Aufgeregtes Stimmengewirr mit leicht alkoholgeschwängertem Lallen. Die Kids haben früh angefangen heute Abend, wahrscheinlich müssen sie um zweiundzwanzig Uhr wieder zu Mama und Papa zurück. Einer von ihnen trägt eine Leidensmiene zur Schau.
„Sag denen genau, was passiert ist!“ wird Mr. Leidensmiene von seinem Kumpel instruiert, „Die müssen das alles dokumentieren!“
Schwester Anna es inzwischen geschafft, die Personalien aufzunehmen und bugsiert den Patienten ins Behandlungszimmer. Marvin sorgt dafür, dass die anderen draußen bleiben, was sie nur unter großem Protest tun.
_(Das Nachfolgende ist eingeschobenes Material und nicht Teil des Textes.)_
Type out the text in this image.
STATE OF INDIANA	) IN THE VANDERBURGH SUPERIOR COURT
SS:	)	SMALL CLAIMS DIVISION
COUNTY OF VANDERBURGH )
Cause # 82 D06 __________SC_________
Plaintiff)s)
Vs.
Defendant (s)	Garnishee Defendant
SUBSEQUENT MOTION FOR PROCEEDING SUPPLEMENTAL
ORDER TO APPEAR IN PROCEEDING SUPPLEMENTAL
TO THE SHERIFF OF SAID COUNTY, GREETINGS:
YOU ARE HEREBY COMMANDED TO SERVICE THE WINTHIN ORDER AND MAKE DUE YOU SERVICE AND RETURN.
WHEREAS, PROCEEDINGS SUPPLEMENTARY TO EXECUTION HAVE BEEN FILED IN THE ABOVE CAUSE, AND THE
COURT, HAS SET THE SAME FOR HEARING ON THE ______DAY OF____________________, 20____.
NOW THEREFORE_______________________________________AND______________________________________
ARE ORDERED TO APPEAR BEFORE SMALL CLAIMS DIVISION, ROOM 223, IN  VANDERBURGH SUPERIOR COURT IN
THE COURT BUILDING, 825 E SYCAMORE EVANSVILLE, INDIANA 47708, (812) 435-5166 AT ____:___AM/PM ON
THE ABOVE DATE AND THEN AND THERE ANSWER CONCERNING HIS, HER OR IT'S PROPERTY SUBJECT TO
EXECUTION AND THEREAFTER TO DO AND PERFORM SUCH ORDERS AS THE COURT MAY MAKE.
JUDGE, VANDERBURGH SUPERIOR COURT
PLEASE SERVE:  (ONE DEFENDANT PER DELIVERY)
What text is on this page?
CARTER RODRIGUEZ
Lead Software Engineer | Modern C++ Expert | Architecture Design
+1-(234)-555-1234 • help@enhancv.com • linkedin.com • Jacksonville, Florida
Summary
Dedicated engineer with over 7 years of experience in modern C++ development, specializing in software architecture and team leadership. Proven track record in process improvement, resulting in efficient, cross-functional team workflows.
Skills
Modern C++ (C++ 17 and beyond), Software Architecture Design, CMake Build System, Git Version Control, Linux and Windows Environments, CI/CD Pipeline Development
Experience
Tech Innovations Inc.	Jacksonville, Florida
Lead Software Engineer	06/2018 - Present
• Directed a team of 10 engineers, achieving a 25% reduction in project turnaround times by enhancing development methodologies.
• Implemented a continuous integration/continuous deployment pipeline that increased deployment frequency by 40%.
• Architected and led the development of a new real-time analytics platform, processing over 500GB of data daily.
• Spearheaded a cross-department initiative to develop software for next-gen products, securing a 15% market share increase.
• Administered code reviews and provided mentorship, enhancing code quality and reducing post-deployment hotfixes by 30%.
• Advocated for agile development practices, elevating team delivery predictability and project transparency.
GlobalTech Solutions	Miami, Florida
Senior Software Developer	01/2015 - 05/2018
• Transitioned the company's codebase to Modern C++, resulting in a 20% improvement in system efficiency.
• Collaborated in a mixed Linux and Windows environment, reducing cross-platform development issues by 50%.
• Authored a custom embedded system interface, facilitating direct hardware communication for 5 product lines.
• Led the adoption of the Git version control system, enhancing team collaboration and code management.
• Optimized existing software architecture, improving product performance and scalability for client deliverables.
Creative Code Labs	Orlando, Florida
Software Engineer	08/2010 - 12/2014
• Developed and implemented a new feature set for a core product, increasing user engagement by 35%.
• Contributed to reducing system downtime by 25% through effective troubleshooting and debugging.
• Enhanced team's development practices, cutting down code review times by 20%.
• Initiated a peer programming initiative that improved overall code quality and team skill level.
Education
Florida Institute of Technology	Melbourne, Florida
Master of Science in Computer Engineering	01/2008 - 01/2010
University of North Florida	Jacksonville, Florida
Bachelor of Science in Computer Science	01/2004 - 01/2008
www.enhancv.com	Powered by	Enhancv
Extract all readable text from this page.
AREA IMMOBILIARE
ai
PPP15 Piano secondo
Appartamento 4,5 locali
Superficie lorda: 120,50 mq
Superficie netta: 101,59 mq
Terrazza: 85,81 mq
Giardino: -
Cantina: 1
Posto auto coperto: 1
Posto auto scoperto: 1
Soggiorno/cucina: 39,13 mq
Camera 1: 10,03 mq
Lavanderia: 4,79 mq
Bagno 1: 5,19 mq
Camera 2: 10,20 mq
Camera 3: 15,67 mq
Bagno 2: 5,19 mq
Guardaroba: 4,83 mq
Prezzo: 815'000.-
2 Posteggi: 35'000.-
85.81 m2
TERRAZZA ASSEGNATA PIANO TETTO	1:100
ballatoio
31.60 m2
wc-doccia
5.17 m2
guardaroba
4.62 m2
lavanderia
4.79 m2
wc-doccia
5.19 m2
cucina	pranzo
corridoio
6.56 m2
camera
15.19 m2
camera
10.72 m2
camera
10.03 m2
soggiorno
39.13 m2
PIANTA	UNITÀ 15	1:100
Der Rest der Geschichte ist schnell erzählt: Der Junge ist in eine Prügelei geraten, ist dann auch noch ausgerutscht und jetzt tuts ihm das rechte Knie, das linke Handgelenk und die linke Schulter weh. Aus medizinischer Sicht alles in Ordnung, kein Kratzer, noch nicht einmal ein blauer Fleck.
Um ihm einen Gefallen zu tun und nicht als empathieloser Bösewicht dazustehen kriegt er einen Salbenverband für sein Handgelenk.
„Und das Knie?“
Okay, können wir auch was draufschmieren. Und auf die Schulter auch. Und Anna steckt ihm noch zwei Tabletten Diclo zu.
Glücklich humpelt der Schwerverletzte zu seinen Leuten zurück. Die empfangen den rückkehrenden Gladiator mit Jubel und Schulterklopfen.
„Und haben die auch alles genau dokumentiert?“ fragt der Wortführer.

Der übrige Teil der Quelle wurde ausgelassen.